Белая половина Степановой избы показалась у берега озера; из темной, еще не видной, вышел Степа Желудь.

– Вставай, Пятак, вставай, дрыхлый! – будил Желудь спящего в копне Ивана. – Вылезай, Горшок, вылезай, лежепар! – будил он другого Ивана. – Посмотри на барина, полюбуйся!

Долго чесались Иваны, долго протирали заспанные глаза и, когда наконец глянули и разобрали все – обмерли.

На берегу Гусиного острова спал Принц, а возле него голым зобом вверх, все шевеля чуть-чуть лапками, лежал непутевый гусак.

Утро как взялось за дело, так уж, не отступая от своего, и стало все оказывать. Восходящее солнце из всей толпы у амбара выбрало красное лицо и рыжую пламенную бороду Степана Муравейника. На ухвате, высоко над толпой, он держал что-то белое и, повертывая во все стороны, хохотал. Дружко ругался. Звонуха с Рассыпухой крепко держали за руки тещу, продевая ее в хомут. Зелениха и Кобылиха в солдатских шапках, уже пьяные, плясали гусака. А бабушка Секлетинья, выпуская весь дым из своей черной избушки, запекала блины; бабушка лучше всех знала деревенские порядки и пекла в тот раз блины с дырочками…

Все лазейки, все норки, все трещинки оказывало восходящее солнце. Приплелся откуда-то, хромая на обе ноги, батюшка, узнал своего гусака и отбил его у прасолов.

А на северной стороне, где солнце никогда не бывает, вставала другая заря. Как в парчовую ризу одетый, сам от себя светил золотой Крутояр.

Бабья лужа*

Том 1. В краю непуганых птиц. За волшебным колобком i_048.png
I

Когда-то в богатом приходе жил отец Петр, и так хорошо ему было, что завидовали даже городские священники. Стало ему трудно одному в большом приходе, и выхлопотал он в помощь себе второго батюшку. Скверный попишка был этот отец Иван, шлящий человек, шаромыжник – всю жизнь из одного прихода в другой перебегал. Довел он отца Петра до греха: прямо из алтаря через царские двери нехорошим словом пульнулся. За это слово отец Петр, лучший священник в краю, попал к нам в Опенки. Чуть не весь приход провожал Петра. Одни плакали, тужили. «Сам виноват, – говорили другие, – зачем он второго попа доставал: два попа в одном приходе – два кота в мешке».

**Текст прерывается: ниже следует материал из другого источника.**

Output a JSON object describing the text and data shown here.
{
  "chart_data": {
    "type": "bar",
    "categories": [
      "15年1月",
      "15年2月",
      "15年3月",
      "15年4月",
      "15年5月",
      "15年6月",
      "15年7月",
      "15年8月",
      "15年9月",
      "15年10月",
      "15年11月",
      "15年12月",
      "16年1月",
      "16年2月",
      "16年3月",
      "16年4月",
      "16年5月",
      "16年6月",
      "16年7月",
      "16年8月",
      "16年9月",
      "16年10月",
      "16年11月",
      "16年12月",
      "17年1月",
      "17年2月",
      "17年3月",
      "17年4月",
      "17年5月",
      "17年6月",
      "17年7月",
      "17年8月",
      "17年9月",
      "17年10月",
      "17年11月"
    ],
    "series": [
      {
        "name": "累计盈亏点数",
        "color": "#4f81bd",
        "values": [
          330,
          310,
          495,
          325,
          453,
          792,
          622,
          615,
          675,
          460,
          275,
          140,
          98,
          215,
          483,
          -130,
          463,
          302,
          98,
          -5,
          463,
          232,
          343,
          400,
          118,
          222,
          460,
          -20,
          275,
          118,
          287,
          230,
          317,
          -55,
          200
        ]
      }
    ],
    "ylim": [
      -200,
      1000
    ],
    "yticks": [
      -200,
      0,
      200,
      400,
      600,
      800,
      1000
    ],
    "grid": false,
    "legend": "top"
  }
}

Кто не бывал попом, тот не поймет, что значит попасть из богатого прихода в бедный и какие глухие, бедные бывают приходы у нас. В Опенках церковь – завалюшка деревянная, и та на оползне стоит у самого озера, а внутри церкви запустение: паникадила поднимаются на деревянных колесиках от прялки, на дверях бутылки с песком и кирпичи, как в кабаке, визжат. Прихожане в Опенках – залешане-медвежатники, и не поп, а колдун им нужен был. Оглянулся вокруг себя отец Петр, не выдержал и запил горькую. Бывало, упрекал Ивана-попа за кумовство с мужиками, а теперь сам до того дошел, что только по волосам узнавали, кто поп, кто мужик, и звать его стали уж не Петр Ферапонтович, а Понт Перепонтович и жену его Перепонтовной.